Three months of Covid-19 coronavirus lockdown, a harsh seven-year drought, and ongoing impact of the general economic slowdown over the past years along with an ill-prepared local and provincial government have left the vast majority of the local people under financial, physical and spiritual pressure.

Although Covid-19 has only recently started to take lives, the lockdown implemented by the national government to flatten the curve of infections in South Africa already has a major impact on the region.

Local businesses like hunting, tourism, and farming have seen massive job losses, which had a domino effect on the already poor communities. One job loss means that an entire family is affected because most households only have one breadwinner. Many local farms had to lay off their workers who have now moved from the remote farms to the towns to seek food and employment. Hunting has stopped and associated industries like the local taxidermy, who is a major employer in Graaff Reneit, is facing a bleak future. Another negative impact on the very religious local communities has been the fact that many of the churches are still not open and local reverends and preachers have to do their sermons via live streaming and WhatsApp.

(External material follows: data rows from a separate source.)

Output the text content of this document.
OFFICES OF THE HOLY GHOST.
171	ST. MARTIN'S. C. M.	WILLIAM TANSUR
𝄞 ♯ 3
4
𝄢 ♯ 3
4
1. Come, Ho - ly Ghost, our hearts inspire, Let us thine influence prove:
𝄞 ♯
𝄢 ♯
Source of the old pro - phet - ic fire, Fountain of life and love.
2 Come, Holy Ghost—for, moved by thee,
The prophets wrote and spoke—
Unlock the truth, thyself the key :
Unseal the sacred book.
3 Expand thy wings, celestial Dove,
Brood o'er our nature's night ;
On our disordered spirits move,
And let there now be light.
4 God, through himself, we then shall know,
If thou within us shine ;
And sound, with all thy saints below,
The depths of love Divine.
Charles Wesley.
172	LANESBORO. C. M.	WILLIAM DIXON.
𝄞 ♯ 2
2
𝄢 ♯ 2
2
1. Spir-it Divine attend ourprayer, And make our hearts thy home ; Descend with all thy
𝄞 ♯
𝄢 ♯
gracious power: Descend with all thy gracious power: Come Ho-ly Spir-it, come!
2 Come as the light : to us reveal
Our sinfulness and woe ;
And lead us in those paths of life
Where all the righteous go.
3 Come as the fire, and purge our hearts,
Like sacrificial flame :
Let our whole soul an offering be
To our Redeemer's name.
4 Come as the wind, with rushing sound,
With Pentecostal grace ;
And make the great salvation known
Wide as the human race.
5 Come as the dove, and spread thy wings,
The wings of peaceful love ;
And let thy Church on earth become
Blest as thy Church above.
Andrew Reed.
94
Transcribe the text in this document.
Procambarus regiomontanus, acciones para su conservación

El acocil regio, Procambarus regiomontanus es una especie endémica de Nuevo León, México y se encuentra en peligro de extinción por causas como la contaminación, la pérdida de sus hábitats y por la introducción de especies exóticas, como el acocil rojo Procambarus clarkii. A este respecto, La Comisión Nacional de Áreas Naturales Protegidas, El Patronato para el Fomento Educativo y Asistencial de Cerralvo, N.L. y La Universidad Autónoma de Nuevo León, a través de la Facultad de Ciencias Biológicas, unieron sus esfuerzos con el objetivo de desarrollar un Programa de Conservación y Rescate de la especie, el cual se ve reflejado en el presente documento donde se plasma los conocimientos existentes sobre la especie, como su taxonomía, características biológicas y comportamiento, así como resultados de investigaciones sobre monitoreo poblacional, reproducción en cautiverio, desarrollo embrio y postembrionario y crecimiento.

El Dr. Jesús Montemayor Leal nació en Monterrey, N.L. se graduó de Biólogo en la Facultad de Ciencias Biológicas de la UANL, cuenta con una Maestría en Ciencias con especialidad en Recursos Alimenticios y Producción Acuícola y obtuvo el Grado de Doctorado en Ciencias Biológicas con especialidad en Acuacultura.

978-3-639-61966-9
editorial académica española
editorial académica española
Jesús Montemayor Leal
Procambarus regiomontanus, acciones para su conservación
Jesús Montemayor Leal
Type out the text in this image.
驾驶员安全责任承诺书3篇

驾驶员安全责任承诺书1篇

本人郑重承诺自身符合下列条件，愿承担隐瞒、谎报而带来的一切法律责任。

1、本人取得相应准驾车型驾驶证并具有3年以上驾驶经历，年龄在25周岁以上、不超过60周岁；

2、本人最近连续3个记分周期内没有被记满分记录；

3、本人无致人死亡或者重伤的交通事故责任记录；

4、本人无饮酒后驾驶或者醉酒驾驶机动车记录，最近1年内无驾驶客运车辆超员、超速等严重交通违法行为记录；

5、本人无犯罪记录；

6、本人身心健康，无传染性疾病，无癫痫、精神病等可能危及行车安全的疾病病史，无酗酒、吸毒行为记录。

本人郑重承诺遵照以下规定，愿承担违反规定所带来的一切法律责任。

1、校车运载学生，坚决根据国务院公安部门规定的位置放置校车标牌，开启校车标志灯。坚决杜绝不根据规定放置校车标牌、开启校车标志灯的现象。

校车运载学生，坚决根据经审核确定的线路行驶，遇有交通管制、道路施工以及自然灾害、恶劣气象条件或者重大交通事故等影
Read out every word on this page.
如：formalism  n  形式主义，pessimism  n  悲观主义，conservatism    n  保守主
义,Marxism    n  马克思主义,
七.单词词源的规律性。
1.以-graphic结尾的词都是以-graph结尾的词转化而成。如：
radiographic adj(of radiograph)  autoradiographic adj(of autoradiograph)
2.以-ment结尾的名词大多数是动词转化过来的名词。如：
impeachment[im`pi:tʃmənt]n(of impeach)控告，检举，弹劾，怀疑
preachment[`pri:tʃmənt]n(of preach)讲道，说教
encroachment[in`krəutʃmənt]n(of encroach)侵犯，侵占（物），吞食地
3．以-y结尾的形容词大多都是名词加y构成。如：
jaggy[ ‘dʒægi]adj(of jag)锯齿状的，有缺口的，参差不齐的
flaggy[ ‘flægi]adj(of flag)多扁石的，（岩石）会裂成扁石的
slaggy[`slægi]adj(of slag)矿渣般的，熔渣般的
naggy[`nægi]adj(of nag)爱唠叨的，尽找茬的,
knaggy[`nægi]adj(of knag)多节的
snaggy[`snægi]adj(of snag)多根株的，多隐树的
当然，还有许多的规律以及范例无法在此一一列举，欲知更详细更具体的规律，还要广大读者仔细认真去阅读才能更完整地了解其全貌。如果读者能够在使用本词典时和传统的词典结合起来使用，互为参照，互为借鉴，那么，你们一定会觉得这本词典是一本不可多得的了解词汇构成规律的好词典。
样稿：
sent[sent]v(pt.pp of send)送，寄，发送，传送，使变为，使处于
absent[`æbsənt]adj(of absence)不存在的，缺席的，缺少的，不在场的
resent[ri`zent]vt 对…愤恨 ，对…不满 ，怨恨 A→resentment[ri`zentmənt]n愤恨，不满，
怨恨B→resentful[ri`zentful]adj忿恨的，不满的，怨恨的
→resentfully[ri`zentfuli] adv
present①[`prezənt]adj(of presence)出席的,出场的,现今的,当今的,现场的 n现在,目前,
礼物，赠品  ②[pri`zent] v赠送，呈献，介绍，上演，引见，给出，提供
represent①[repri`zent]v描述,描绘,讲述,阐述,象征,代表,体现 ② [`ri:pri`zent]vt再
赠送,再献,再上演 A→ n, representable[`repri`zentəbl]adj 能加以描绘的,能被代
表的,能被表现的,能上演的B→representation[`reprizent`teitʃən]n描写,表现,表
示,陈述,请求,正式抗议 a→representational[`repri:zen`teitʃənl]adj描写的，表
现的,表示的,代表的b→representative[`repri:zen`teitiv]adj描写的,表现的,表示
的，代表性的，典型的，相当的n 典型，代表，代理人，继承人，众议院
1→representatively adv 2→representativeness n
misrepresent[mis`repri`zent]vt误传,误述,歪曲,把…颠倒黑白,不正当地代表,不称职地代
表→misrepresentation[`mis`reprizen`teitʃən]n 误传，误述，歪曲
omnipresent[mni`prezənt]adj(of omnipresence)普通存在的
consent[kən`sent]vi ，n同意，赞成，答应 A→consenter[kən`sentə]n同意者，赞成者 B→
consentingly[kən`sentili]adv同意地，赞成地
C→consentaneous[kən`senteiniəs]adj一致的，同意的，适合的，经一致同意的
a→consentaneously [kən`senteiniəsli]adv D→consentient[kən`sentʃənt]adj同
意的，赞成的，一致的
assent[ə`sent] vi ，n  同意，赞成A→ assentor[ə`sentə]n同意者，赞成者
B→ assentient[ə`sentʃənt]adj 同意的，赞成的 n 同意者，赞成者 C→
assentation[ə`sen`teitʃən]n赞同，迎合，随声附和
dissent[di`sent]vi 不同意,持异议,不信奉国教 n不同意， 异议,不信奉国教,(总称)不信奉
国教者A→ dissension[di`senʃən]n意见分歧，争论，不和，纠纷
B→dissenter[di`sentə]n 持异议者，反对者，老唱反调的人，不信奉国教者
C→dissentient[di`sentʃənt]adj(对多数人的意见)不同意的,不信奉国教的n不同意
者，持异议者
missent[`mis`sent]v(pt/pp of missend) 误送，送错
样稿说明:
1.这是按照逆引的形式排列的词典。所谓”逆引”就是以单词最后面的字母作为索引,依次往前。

The crisis has also impacted mothers of the tiny hamlet of Nieu Bethesda. The town is so small it has no ATM or petrol station and relies on tourism for its income. As the lockdown banned all travel and tourism in the country, the mothers who gave birth to 'corona children' during the lockdown would be in a dire situation without outside assistance for food and nappies.

Helping these mothers, and tens of thousands in the district, is the South African non-governmental organization Gift of the Givers. Centered in the regional capital town of Graaff Reinet, 750 kilometers from Johannesburg, the NGO is bringing critical aid to the people most in need in the harsh and semi-desert region. The foundation is the largest disaster response, non-governmental organization of African origin on the African continent, and since its inception in 1992 has been responsible for the delivery of life-saving goods and on-the-ground support in more than 43 countries across the globe, including South Africa. Gift of the Givers often drive hundreds of kilometers each day through the baron expanses between the local towns to give food to the likes of old age homes, military veterans, schools, churches, and new mothers. They are the only active response to this crisis at the moment in the area.

The fault lines in this harsh and inhospitable Karoo are clear to see, and one hopes that with the community standing together and helping each other, they may weather this perfect storm of circumstances.